I am using KNNImputer to impute np.nan values in several pd.DataFrame. I checked that all the datatypes of each one of the dataframes are numeric. However, KNNImputer drops some columns in some dataframes:
>>>input_df.shape
(816, 216)
>>> input_df.dtypes.value_count()
float64 216
dtype: int64
>>output_df.shape
(816, 27)
I used the following KNNImputer configuration
imputer = KNNImputer(n_neighbors=1,
weights="uniform",
add_indicator=False)
output_df = imputer.fit_transform(input_df)
I would like to know why it is happening since each one of the dataframes have np.nan values. By the way, the parameter n_neighbors=1 should not have any impact in the outcome since I am replacing missing values with the values of the closest neighbor.
I think in your data there could be some columns where there are only np.nan
or empty features for all rows that can cause KNNImputer to drop that column in the output
>>> import numpy as np
>>> import pandas as pd
>>> from sklearn.impute import KNNImputer
>>>
>>> imputer = KNNImputer(n_neighbors=1,
... weights="uniform",
... add_indicator=False)
>>>
>>> df = pd.DataFrame([[1.69, 2.69, np.nan], [3.69, 4.69, 3.69, np.nan], [np.nan, 6.69, 5.69, np.nan], [8.69, 8.69, 7.69, np.nan]])
>>> print(df)
0 1 2 3
0 1.69 2.69 NaN NaN
1 3.69 4.69 3.69 NaN
2 NaN 6.69 5.69 NaN
3 8.69 8.69 7.69 NaN
>>> print(df.shape)
(4, 4)
>>> print(df.dtypes.value_counts())
float64 4
Name: count, dtype: int64
>>>
>>> output_df = imputer.fit_transform(df)
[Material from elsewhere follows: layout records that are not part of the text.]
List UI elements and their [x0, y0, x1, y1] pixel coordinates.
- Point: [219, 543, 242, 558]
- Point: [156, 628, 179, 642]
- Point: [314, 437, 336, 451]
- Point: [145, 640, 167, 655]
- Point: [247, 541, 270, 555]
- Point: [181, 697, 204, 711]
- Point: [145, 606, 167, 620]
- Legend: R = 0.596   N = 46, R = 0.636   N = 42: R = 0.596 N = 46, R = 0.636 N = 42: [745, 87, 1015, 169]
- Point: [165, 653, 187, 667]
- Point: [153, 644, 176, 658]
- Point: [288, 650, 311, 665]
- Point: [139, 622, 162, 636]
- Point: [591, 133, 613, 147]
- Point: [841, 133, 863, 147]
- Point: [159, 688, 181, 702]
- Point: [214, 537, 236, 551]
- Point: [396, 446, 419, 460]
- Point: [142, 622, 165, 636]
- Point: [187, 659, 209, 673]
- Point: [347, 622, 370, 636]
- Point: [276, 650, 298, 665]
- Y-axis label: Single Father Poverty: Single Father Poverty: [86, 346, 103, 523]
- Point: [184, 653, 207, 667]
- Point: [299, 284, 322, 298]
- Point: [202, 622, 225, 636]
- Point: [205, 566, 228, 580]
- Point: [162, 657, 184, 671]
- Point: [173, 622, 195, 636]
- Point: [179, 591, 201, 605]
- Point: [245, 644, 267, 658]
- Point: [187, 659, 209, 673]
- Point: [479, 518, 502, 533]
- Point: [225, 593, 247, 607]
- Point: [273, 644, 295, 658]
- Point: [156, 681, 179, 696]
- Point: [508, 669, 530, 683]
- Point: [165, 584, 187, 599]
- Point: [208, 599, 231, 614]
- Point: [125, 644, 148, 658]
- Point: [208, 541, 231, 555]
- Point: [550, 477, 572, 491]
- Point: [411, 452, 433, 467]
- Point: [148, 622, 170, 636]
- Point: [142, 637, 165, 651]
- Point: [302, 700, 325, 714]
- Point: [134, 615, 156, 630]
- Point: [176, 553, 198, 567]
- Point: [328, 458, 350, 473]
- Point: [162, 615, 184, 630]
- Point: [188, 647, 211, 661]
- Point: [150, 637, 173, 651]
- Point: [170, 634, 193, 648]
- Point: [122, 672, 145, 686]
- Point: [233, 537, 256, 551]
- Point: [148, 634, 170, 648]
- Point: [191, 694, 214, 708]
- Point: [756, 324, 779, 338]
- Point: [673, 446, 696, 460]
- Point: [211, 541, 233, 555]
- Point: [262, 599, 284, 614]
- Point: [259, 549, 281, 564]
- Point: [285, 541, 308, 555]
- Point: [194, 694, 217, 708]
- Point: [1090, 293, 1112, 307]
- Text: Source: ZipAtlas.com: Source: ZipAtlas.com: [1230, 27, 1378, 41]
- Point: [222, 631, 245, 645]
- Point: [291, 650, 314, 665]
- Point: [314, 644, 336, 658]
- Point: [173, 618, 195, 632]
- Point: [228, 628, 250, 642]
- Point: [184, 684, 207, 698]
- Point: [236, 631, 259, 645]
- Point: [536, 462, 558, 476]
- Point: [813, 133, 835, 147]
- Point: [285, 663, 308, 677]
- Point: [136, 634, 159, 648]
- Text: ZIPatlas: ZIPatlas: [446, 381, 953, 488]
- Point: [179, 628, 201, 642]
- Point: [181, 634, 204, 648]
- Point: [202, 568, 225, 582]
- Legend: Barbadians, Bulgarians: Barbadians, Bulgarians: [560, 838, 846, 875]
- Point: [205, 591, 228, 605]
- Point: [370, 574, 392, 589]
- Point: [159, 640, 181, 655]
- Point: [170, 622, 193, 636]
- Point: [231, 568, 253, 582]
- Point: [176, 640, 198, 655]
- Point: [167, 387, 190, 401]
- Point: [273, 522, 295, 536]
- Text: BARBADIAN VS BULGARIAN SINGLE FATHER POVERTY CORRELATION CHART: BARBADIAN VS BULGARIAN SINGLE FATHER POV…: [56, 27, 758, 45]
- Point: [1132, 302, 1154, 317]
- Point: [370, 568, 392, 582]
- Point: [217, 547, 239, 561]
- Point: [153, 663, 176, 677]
>>> print(output_df.shape)
(4, 3)
I think you can avoid this by setting keep_empty_features
param to True
instead of default False
to avoid removing columns
>>> import numpy as np
>>> import pandas as pd
>>> from sklearn.impute import KNNImputer
>>>
>>> imputer = KNNImputer(n_neighbors=1,
... weights="uniform",
... keep_empty_features=True,
... add_indicator=False)
>>>
>>> df = pd.DataFrame([[1.69, 2.69, np.nan], [3.69, 4.69, 3.69, np.nan], [np.nan, 6.69, 5.69, np.nan], [8.69, 8.69, 7.69, np.nan]])
>>> print(df)
0 1 2 3
0 1.69 2.69 NaN NaN
1 3.69 4.69 3.69 NaN
2 NaN 6.69 5.69 NaN
3 8.69 8.69 7.69 NaN
>>> print(df.shape)
(4, 4)
>>> print(df.dtypes.value_counts())
float64 4
Name: count, dtype: int64
>>>
>>> output_df = imputer.fit_transform(df)
>>> print(output_df.shape)
(4, 4)